Most of the concern centers on Scientology and its adherents, Kellogg said, rather than on the use of the 198-acre property, which was occupied by La Vina Hospital until last year.
The Church of Spiritual Technology, whose principal mission is the preservation of Scientology materials, has entered escrow to buy the property from Huntington Memorial Hospital of Pasadena.
Completion of the sale depends on the church’s ability to obtain a conditional-use permit from the Los Angeles County Regional Planning Commission. The commission staff is reviewing the permit request and will schedule a hearing.
Price Not Disclosed
Neither hospital nor church officials would disclose the purchase price, but the Rev. Leo Johnson, secretary of the Church of Spiritual Technology, said it is “considerably less than $5 million.”
Johnson said that only 19 acres of the property, at the north end of Lincoln Avenue, are developed. He said no building alterations are planned.
The church’s main purpose, Johnson said, is to safeguard the writings, lecture tapes and films of Scientology founder L. Ron Hubbard, who has not been seen in public since 1980. The archives include 4,000 lecture tapes that are being transferred to higher-quality tape for preservation, Johnson said.

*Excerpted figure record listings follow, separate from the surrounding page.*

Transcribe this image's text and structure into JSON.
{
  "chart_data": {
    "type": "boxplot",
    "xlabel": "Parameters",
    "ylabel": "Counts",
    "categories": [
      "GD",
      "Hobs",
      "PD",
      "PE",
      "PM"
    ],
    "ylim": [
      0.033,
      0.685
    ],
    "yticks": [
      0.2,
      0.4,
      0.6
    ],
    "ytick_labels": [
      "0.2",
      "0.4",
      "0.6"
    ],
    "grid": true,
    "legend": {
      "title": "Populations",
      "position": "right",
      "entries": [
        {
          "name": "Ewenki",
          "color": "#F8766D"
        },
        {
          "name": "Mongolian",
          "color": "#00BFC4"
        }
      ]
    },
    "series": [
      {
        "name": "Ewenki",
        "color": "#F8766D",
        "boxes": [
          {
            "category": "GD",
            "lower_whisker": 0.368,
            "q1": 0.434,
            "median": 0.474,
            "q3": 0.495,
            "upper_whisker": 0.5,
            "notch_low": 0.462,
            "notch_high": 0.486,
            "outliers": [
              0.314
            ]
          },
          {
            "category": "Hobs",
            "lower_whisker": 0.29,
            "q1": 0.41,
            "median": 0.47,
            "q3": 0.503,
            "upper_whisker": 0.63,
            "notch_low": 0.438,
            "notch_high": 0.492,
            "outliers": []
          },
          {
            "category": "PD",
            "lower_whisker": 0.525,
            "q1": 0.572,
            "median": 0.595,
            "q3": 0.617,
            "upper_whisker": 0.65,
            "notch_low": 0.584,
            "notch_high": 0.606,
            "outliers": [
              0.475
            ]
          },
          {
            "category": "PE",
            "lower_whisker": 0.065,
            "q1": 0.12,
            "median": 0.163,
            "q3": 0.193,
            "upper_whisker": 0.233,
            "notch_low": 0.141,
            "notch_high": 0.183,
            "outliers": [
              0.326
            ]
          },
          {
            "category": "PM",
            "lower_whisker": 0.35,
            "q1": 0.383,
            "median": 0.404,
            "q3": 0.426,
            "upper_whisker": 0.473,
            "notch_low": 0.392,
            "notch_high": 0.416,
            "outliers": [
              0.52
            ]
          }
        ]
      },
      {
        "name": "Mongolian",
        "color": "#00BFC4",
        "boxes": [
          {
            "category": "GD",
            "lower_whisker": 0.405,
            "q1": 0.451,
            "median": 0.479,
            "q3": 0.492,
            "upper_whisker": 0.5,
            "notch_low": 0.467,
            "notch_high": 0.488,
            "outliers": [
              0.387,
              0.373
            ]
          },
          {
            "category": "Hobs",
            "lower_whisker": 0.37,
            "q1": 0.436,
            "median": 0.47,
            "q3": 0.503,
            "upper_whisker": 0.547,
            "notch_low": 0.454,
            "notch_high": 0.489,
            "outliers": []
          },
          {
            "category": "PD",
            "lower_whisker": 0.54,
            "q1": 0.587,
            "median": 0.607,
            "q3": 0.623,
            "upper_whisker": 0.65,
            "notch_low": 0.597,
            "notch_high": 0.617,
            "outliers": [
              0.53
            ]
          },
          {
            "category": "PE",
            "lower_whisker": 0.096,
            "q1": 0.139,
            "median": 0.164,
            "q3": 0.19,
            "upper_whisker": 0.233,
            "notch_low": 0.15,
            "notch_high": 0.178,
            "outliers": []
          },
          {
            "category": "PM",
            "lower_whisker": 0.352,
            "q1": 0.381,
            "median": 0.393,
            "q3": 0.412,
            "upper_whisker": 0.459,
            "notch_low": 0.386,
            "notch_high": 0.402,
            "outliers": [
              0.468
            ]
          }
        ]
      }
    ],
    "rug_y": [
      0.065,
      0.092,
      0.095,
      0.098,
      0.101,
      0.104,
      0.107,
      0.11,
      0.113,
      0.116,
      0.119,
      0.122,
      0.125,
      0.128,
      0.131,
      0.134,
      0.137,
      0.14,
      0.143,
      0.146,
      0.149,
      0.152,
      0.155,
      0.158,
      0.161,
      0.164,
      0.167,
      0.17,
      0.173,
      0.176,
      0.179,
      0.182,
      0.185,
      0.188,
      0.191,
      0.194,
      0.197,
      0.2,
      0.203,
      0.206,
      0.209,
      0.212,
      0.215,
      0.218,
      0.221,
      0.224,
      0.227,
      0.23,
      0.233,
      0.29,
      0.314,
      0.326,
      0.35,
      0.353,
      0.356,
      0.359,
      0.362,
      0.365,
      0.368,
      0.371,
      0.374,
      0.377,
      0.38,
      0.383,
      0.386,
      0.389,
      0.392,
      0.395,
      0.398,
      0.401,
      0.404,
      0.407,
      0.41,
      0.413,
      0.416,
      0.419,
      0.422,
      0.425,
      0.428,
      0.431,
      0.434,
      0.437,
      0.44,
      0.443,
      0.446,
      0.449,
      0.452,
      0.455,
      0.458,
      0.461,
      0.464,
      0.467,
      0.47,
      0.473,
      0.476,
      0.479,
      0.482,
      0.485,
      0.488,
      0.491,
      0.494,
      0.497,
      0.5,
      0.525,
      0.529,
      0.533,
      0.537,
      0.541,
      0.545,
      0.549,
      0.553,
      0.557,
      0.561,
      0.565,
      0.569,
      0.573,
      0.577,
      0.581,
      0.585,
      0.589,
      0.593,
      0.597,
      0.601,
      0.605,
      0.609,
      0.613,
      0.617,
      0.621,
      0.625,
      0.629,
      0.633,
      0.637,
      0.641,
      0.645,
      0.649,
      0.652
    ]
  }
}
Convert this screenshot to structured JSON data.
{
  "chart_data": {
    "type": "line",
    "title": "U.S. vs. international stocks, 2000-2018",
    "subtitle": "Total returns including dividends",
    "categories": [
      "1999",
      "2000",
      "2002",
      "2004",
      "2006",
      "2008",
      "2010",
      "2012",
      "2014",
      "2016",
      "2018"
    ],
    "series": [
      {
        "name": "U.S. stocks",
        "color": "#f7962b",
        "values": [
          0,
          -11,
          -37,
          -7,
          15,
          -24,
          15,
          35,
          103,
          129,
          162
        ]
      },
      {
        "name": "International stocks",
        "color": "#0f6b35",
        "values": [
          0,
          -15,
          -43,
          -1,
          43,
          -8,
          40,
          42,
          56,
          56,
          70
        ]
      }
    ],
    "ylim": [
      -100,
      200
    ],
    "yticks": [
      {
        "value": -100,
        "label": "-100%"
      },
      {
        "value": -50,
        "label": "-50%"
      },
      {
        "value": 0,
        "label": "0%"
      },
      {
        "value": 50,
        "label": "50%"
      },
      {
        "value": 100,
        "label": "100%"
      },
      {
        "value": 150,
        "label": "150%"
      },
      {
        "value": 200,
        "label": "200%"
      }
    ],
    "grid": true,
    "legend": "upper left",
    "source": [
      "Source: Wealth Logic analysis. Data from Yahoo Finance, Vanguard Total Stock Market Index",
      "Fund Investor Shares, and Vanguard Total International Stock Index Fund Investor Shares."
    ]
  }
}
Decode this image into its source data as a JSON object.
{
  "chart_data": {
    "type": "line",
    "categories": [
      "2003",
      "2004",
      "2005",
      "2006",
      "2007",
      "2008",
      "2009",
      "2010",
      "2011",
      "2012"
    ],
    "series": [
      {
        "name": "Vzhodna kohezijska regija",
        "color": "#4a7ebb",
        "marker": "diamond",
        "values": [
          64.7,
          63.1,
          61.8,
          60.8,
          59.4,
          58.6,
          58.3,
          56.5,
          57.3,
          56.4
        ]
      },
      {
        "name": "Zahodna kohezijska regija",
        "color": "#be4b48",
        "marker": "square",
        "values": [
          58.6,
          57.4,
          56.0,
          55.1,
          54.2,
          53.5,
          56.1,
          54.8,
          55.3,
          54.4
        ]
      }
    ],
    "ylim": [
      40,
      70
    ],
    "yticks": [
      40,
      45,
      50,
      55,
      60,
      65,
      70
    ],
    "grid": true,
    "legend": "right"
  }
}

In addition to holding archives, the property would serve as a center to train ministers, Johnson said. From 55 to 200 people would live on the premises.
Terry Tornek, a former Pasadena planning director who is helping the church develop plans for the site, said the proposal “is about as benign a use as could be proposed.” Opposition is coming only because people are concerned about religious cults, he said.
“If this was a Catholic monastery, there would be no question,” Tornek said.
Concerned About Recruitment
One concerned neighbor, Gordon Dillinger, said he is worried that the property will become a base for recruiting church members.
“If they do that, if they begin knocking on doors to recruit youngsters, then it’s really going to be a detriment to the community,” he said. “I would really be upset about that.”
Johnson said the church will not recruit.
“We will not be contacting our neighbors as far as bringing them into the church is concerned,” he said.
Church officials outlined their plans at a recent meeting of the Altadena Town Council’s land use committee.
Kellogg said that the committee found no objection to “the layout--there’s plenty of parking and everything” but that it did hear from people worried about the controversy that has surrounded Scientology.
The Town Council, on recommendation of the committee, plans to schedule a community meeting on the issue. The council is an advisory group. The decision on the conditional use permit rests with the Planning Commission.
The Church of Scientology has been involved in numerous legal battles. In the most recent, a court in Portland, Ore., awarded a former church member $39 million on her lawsuit charging that the church cheated her out of $3,253 in course fees and literature by promising that Scientology was an exact science that could be used for everything from improving eyesight to developing creativity.
Kay Murphy, public affairs director of Huntington Memorial Hospital, said the hospital has been trying to sell the Altadena property for more than a year. The Church of Spiritual Technology has made the only substantial offer, she said.
The hospital has owned the facility since 1982, when it merged with La Vina Hospital, a center for the treatment of respiratory diseases.